Si la neutralité carbone est une trajectoire que doivent emprunter chaque État, il s’agit bien d’un objectif défini à l’échelle globale», rappelle Henri Waisman, puisque ce qui compte, c’est la quantité de carbone dans l’atmosphère. «C’est un peu à chaque pays d’essayer de comprendre comment il peut se l’approprier et cela ne veut évidemment pas dire que tous les pays doivent être neutres en carbone à la même date, car les situations sont très différentes», entre les pays industrialisés et ceux en voie de développement, ceux dont la couverture forestière est importante ou quasiment inexistante…

Les États n’ont donc pas le choix: ils doivent coopérer. À ce titre, l’enjeu pour l’Europe est double car elle doit à la fois montrer l’exemple en réduisant les émissions sur son territoire, mais aussi mettre en place des processus de coopération avec d’autres acteurs, notamment ses partenaires commerciaux. «Une Europe à zéro émission en 2050, alors que tous les autres continuent à émettre, ça ne sert absolument à rien», estime Henri Waisman. L’accord de Paris est d’ailleurs construit de cette façon, selon lui: dans un premier temps, l’engagement des pays vers cette neutralité carbone, puis, dans un deuxième temps, des rendez-vous intermédiaires qui permettront de mieux se coordonner entre pays. Le prochain rendez-vous, en 2023, permettra de faire un bilan des objectifs cinq ans après l’entrée en vigueur de l’accord adopté après la COP21, mais aussi donc de réfléchir à des solutions collectives. En gardant à l’esprit qu’il n’y a pas de sanction pour les signataires qui doivent présenter un bilan de leurs objectifs, pas de ce qui est réellement accompli.
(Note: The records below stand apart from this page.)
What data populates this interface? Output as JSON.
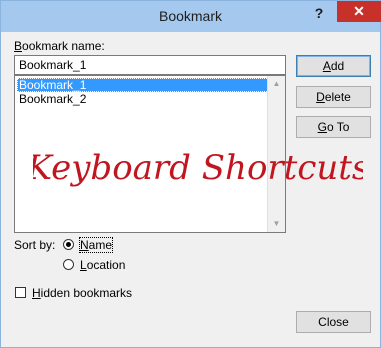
{
  "window": {
    "title": "Bookmark",
    "help_label": "?",
    "close_label": "✕"
  },
  "bookmark_name": {
    "label": "Bookmark name:",
    "value": "Bookmark_1"
  },
  "bookmarks": {
    "items": [
      {
        "label": "Bookmark_1",
        "selected": true
      },
      {
        "label": "Bookmark_2",
        "selected": false
      }
    ]
  },
  "buttons": {
    "add": "Add",
    "delete": "Delete",
    "goto": "Go To",
    "close": "Close"
  },
  "sort_by": {
    "label": "Sort by:",
    "options": [
      {
        "label": "Name",
        "checked": true
      },
      {
        "label": "Location",
        "checked": false
      }
    ]
  },
  "hidden_bookmarks": {
    "label": "Hidden bookmarks",
    "checked": false
  },
  "watermark": {
    "text": "Keyboard Shortcuts",
    "color": "#c0161f"
  },
  "colors": {
    "titlebar": "#a5c8ee",
    "close_button": "#c7312a",
    "selection": "#3399ff"
  }
}
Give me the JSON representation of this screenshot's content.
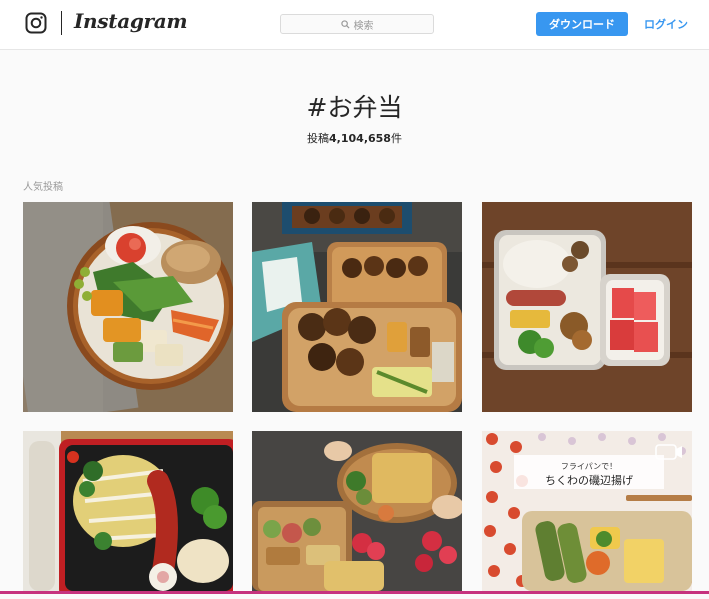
{
  "header": {
    "brand": "Instagram",
    "search_placeholder": "検索",
    "download_label": "ダウンロード",
    "login_label": "ログイン"
  },
  "hashtag": {
    "title": "#お弁当",
    "count_prefix": "投稿",
    "count_value": "4,104,658",
    "count_suffix": "件"
  },
  "section": {
    "label": "人気投稿"
  },
  "posts": [
    {
      "caption": ""
    },
    {
      "caption": ""
    },
    {
      "caption": ""
    },
    {
      "caption": ""
    },
    {
      "caption": ""
    },
    {
      "caption_line1": "フライパンで！",
      "caption_line2": "ちくわの磯辺揚げ"
    }
  ],
  "colors": {
    "accent": "#3897f0",
    "bottom_bar": "#c6337e"
  }
}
En attendant, aucun pays ne peut prétendre aujourd’hui avoir atteint la neutralité carbone sur son territoire, mais certains sont en avance dans divers secteurs de la transition. Le chercheur à l’Iddri cite l’exemple du Costa Rica dont le système électrique est quasiment décarboné… «même s’ils ont beaucoup d’émissions dans le domaine des transports». En fait, aujourd’hui, la plupart des pays très peu émetteurs sont des pays en développement. «Or la neutralité carbone doit se faire en assurant un fonctionnement économique satisfaisant, rappelle Henri Waisman. Tout l’enjeu pour eux est de réussir à se développer en court-circuitant en quelque sorte les étapes qu’ont pu franchir les pays industrialisés.»